You can do this in Excel using a pivot table, but since I was working off of my Linux notebook, I accomplished this using the Data Pilot tool in Open Office 3.0′s Calc spreadsheet. Here’s what I did:
- I opened the csv file I downloaded from UNdata in Calc, and accepted the defaults on the text import screen. Once it was imported, I saved the file in a spreadsheet format – you can use Calc’s odt format, or you can save it in Excel xls format if you need to use Excel later. But you have to get out of the csv format – Calc crashed on me a couple of times when I was running the Pilot and creating multiple sheets in the csv.
- I went up to the Data menu, selected Data Pilot, and Start, which opens the Data Pilot Menu. I clicked the More button to see the full range of options.
- Then it was a simple matter of dragging the field names into the right places. I dragged the country code and name fields into the rows box, the year into the column box (as I wanted to move years to columns), and the actual data field into the values box. Under the options listed under More, I changed the Results drop down box to save the table in a new sheet, and I unchecked all of the boxes listed below (for adding filters, creating totals rows and columns, etc). Then clicked OK.
- Voila! I had my newly formatted table, with one row for each country and one column for each year. But since I’ll be bringing this data into GIS (and will have to save the data in DBF format as I want my students to bring it into QGIS), I need to make sure that my data doesn’t have any funky formatting that may mess up joining my data to a shapefile. So I added a blank worksheet, copied my new pilot table, and did a Paste Special into the blank worksheet and pasted only text and numbers – with formatting, formulas, and anything else funky left out.
- Once I had my plain, reformatted data in my new sheet, I deleted the top row (which had labels for Sum Value and Year) so I’d be left with only one header row, and I changed the field names to something more database friendly (truncating names and removing spaces). Lastly, I deleted the original data sheet and the formatted data pilot table sheet, so I was left with just the final copy.

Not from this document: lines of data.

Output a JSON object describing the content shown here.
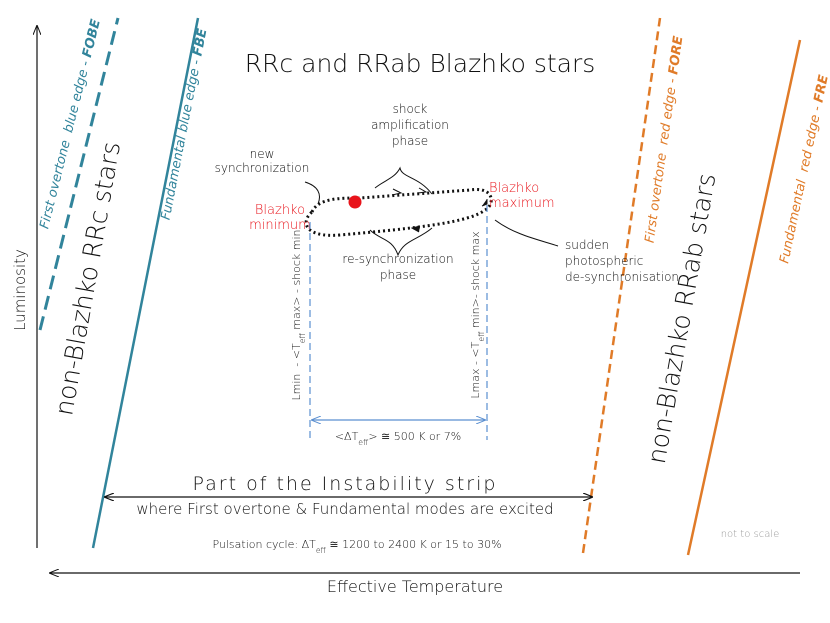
{
  "title": "RRc and RRab Blazhko stars",
  "axes": {
    "y": "Luminosity",
    "x": "Effective Temperature"
  },
  "edges": [
    {
      "label": "First overtone  blue edge -",
      "abbr": "FOBE"
    },
    {
      "label": "Fundamental blue edge -",
      "abbr": "FBE"
    },
    {
      "label": "First overtone  red edge -",
      "abbr": "FORE"
    },
    {
      "label": "Fundamental  red edge -",
      "abbr": "FRE"
    }
  ],
  "regions": [
    "non-Blazhko RRc stars",
    "non-Blazhko RRab stars"
  ],
  "annotations": {
    "new_synchronization": [
      "new",
      "synchronization"
    ],
    "shock_amplification": [
      "shock",
      "amplification",
      "phase"
    ],
    "blazhko_minimum": [
      "Blazhko",
      "minimum"
    ],
    "blazhko_maximum": [
      "Blazhko",
      "maximum"
    ],
    "resynchronization": [
      "re-synchronization",
      "phase"
    ],
    "desynchronisation": [
      "sudden",
      "photospheric",
      "de-synchronisation"
    ]
  },
  "lmin_label": {
    "pre": "Lmin  - <T",
    "sub": "eff",
    "post": " max> - shock min"
  },
  "lmax_label": {
    "pre": "Lmax - <T",
    "sub": "eff",
    "post": " min>- shock max"
  },
  "delta_teff": {
    "pre": "<ΔT",
    "sub": "eff",
    "post": "> ≅ 500 K or 7%"
  },
  "strip": {
    "title": "Part of the Instability strip",
    "subtitle": "where First overtone & Fundamental modes are excited"
  },
  "pulsation_cycle": {
    "pre": "Pulsation cycle: ΔT",
    "sub": "eff",
    "post": " ≅ 1200 to 2400 K or 15 to 30%"
  },
  "note": "not to scale"
}
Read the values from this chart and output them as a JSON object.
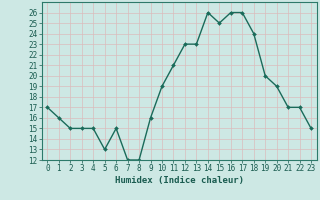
{
  "x": [
    0,
    1,
    2,
    3,
    4,
    5,
    6,
    7,
    8,
    9,
    10,
    11,
    12,
    13,
    14,
    15,
    16,
    17,
    18,
    19,
    20,
    21,
    22,
    23
  ],
  "y": [
    17,
    16,
    15,
    15,
    15,
    13,
    15,
    12,
    12,
    16,
    19,
    21,
    23,
    23,
    26,
    25,
    26,
    26,
    24,
    20,
    19,
    17,
    17,
    15
  ],
  "xlabel": "Humidex (Indice chaleur)",
  "ylim": [
    12,
    27
  ],
  "yticks": [
    12,
    13,
    14,
    15,
    16,
    17,
    18,
    19,
    20,
    21,
    22,
    23,
    24,
    25,
    26
  ],
  "xlim": [
    -0.5,
    23.5
  ],
  "xticks": [
    0,
    1,
    2,
    3,
    4,
    5,
    6,
    7,
    8,
    9,
    10,
    11,
    12,
    13,
    14,
    15,
    16,
    17,
    18,
    19,
    20,
    21,
    22,
    23
  ],
  "line_color": "#1a6b5a",
  "marker_color": "#1a6b5a",
  "bg_color": "#cde8e4",
  "grid_color": "#dbbcbc",
  "axes_color": "#2d7a6a",
  "label_color": "#1a5c50",
  "tick_label_size": 5.5,
  "xlabel_size": 6.5,
  "line_width": 1.0,
  "marker_size": 2.0
}
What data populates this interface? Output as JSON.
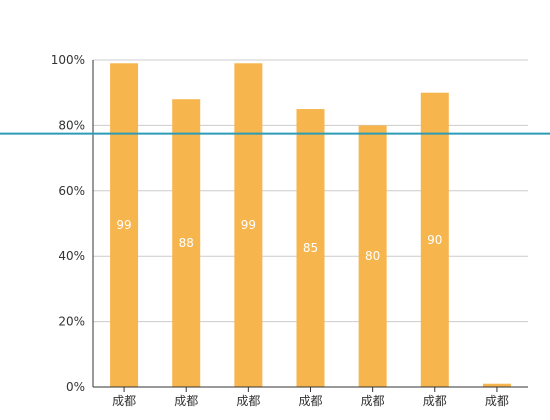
{
  "chart_data": {
    "type": "bar",
    "categories": [
      "成都",
      "成都",
      "成都",
      "成都",
      "成都",
      "成都",
      "成都"
    ],
    "values": [
      99,
      88,
      99,
      85,
      80,
      90,
      1
    ],
    "data_labels": [
      "99",
      "88",
      "99",
      "85",
      "80",
      "90",
      ""
    ],
    "ylim": [
      0,
      100
    ],
    "yticks": [
      0,
      20,
      40,
      60,
      80,
      100
    ],
    "ytick_labels": [
      "0%",
      "20%",
      "40%",
      "60%",
      "80%",
      "100%"
    ],
    "reference_line": {
      "value": 77.5
    },
    "grid": true,
    "colors": {
      "bar": "#f7b54d",
      "reference_line": "#2b9bb6",
      "grid": "#cccccc",
      "axis": "#333333"
    }
  }
}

That’s it! Sort of. Since I now have the year’s in columns, I could create a few calculated fields to show change over time.
But the last piece will be dealing with the country codes. To get a data table with codes from the UNdata website, you have to choose an Add Columns option from their data browser page before you download, as you don’t get the country codes by default. Then, the codes you get could be anything. Since these data tables are coming from dozens of different organizations, agencies, and bureaus within the UN, the country codes will vary based on what that agency did. In some cases I’ve downloaded data that had the ISO two-digit alpha codes, and in other cases I had three digit numerical ISO codes (stored incorrectly as numbers, so leading zeros were dropped).
Most of the tables I’ve been downloading come from from the World Health Organization (WHO), and came with no standardized country codes. Instead, the codes are sequential numbers assigned to the countries in alphabetical order from 1 to 193. Doh! Then, if a new country gets added they tacked on the next available number regardless of the alphabet – so the country of Montenegro is assigned 194, after Zambia which is 193. Typically, data from countries that are not UN members or observers (like Liechtenstein and Vatican City) and are dependencies (Greenland, Falkland Islands, French Polynesia, etc) are not included in the data sets.
So, I’ll be typing in ISO alpha two codes into one of my data tables and will end up with a table that connects their sequential number system to ISO. Then I can bring this bridge and all of the other tables into a database, relate them to the bridge based on the sequential number, and create new tables out of them that have ISO numbers, so I can join them to my GIS file based on ISO. Or I guess I could add the sequential number field to my countries shapefile and join each table to it based on the sequential number.
Anyway – happy Data Piloting (or Pivoting, if you prefer).